I watch Sebastian's mouth twitch into a wicked smirk as the grumbles and stomping of feet heading to the door can be heard behind him, I watch through my peripherals as my father stops at the door and turns around with his hand reaching out for the lights. He glances back and warns with his deep growly voice, "No funny business, Seb. I'm sleeping right outside this door and I swear to my goddess, if I so much as hear you defiling my daughter, I will defang the f**k out of you!
Bas finally releases his hold of me and glances over his shoulder at my dad with a dark chuckle, "You would have to catch me first." he sasses back cheekily.
Once the lights have been switched off and the door closed leaving us alone, Bas moves off the bed and reaches to take off his suit jacket and then his tie. "I'm going for a shower, you can join me if you want. Would be good to get that just healed smell off your skin." he invites me with his sensuous voice causing me to frown. The thought is so tempting that I almost say yes, but up until a couple of hours ago, I didn't even think of him in that way, I'm nowhere near ready to open up that can of worms, not with everything that I've already got going on.
"It's okay, Angel. It was just a suggestion, no pressure." he waves his hands in a placating manner and smiles gently at me. "You're dad would have my balls if you said yes anyway." he muses loudly.
"Damn straight I would, asshole." the muffled voice of my dad sneaks through the cracks of the door, causing me to roll my eyes and giggle.

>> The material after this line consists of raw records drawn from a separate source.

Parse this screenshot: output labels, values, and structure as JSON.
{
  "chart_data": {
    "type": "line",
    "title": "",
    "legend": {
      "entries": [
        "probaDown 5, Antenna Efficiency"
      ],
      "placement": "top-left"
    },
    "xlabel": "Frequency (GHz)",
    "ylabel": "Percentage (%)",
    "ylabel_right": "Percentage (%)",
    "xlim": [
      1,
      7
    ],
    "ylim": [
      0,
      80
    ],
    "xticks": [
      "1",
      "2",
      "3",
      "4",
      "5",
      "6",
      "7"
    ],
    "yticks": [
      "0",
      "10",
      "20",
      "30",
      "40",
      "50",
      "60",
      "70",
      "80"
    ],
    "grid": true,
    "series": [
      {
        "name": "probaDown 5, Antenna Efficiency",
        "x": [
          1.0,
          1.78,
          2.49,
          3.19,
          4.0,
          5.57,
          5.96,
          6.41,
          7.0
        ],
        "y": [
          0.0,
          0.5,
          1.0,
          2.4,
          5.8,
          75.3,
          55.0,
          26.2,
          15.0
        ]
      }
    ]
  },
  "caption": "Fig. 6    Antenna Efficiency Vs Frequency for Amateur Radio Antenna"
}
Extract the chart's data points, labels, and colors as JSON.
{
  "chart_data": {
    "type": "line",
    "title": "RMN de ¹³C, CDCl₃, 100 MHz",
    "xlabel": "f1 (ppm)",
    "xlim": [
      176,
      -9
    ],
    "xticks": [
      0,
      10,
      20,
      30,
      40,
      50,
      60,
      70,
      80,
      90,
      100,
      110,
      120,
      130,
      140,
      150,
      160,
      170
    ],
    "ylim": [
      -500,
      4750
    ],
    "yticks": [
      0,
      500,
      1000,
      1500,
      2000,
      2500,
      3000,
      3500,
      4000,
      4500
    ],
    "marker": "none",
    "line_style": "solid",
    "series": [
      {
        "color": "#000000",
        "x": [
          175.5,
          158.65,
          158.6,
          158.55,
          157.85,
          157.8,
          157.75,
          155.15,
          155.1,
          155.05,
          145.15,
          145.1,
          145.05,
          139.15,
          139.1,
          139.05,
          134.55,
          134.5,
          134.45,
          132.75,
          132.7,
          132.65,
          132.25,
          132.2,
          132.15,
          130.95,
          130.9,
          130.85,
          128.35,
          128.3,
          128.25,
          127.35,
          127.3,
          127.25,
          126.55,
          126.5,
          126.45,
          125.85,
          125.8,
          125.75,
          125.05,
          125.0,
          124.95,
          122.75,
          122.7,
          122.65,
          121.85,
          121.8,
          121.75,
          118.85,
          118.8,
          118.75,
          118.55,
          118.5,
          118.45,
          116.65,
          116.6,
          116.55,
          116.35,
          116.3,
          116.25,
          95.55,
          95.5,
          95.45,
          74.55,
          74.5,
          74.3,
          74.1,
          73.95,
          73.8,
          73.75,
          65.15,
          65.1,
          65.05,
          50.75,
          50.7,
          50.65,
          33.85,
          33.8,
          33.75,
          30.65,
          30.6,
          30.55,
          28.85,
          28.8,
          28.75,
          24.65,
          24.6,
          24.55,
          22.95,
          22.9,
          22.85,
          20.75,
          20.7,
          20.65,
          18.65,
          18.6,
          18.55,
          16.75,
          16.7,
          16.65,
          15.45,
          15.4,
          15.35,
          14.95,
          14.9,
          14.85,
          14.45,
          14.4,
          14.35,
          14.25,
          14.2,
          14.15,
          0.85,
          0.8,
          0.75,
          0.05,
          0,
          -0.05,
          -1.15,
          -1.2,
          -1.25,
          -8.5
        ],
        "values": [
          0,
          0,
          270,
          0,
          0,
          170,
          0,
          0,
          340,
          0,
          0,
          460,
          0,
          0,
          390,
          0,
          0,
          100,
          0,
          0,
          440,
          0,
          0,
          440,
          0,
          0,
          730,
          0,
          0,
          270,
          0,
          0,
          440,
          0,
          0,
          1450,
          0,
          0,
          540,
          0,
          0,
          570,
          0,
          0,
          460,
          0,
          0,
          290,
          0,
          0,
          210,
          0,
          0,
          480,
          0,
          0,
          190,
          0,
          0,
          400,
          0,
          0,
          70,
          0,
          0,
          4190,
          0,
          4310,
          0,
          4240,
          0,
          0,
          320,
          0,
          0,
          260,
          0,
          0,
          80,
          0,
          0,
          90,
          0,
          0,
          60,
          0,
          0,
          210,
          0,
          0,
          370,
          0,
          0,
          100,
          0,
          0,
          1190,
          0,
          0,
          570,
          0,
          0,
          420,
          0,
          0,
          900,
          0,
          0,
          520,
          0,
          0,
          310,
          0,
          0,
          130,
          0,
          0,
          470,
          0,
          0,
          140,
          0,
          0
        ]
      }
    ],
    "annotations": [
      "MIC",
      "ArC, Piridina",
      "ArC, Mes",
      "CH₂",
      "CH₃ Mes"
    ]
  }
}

Through the shadows of the dark I watch as Sebastian moves across the room without the aid of a light to what looks like a wall and reaches forward to open a door that I wasn't able to see. Huh. That must be the bathroom I think to myself as he walks through the opening and closes the door without turning on a light. A little while after the sound of a shower running can be heard and my stupid imagination starts to take over my mind. Images of the water sliding over his pale body bombards me. My imagination adjusts the images in my mind as I remember the feel of his toned arms, chest and abs pushed up tightly against my own body.
A shudder of arousal fills me as a naughty thought of what it would feel like to have Tiernan and Sebastian's muscled, naked bodies juxtaposed against my own bare, softer curves flits across my mind. What the actual f**k is wrong with me? Even I know that something like that would never happen.
Shaking myself from the highly explicit mental images, I slowly make a move to stand. It's the first time that I've actually been given the freedom to stand on my own for what feels like years, so it's no surprise that the effort required to execute such a simple action is too much for the muscle atrophy caused by the incarceration and torture of my body. As I tumble to the floor I close my eyes in anticipation of the sharp pain I expect to feel, but it doesn't come.
Instead I feel strong arms covered in droplets of water holding me steady then gently placing me onto the bed once again. I open my eyes to see the handsome face of my vampire mate, his eyes gentle, his face concerned.
"Maybe, no shower tonight after all." I whisper longingly. I really want to feel warm water on my skin. I want to feel fresh and clean.
Smiling toothily at me, Sebastian leans forward and whispers in my ear, "It's ok, you smell divine just the way you are. Let's sleep."
Tucking me under the covers he gifts me with a chaste kiss and moves away from my side of the bed. As I curl onto my side facing away from his side of the bed, Sebastian slips in next to me and curls his body around my own then he wraps his arm over my midriff. The whisper of his breath tingles across the back of my neck before the feel of his lips gently kisses the juncture between my shoulder and my neck.
"Good night my Beloved." he whispers tiredly into the room.
"Good night Bas." I whisper back quietly and then I close my eyes with the tingle of the mate bond lulling me into a peaceful sleep.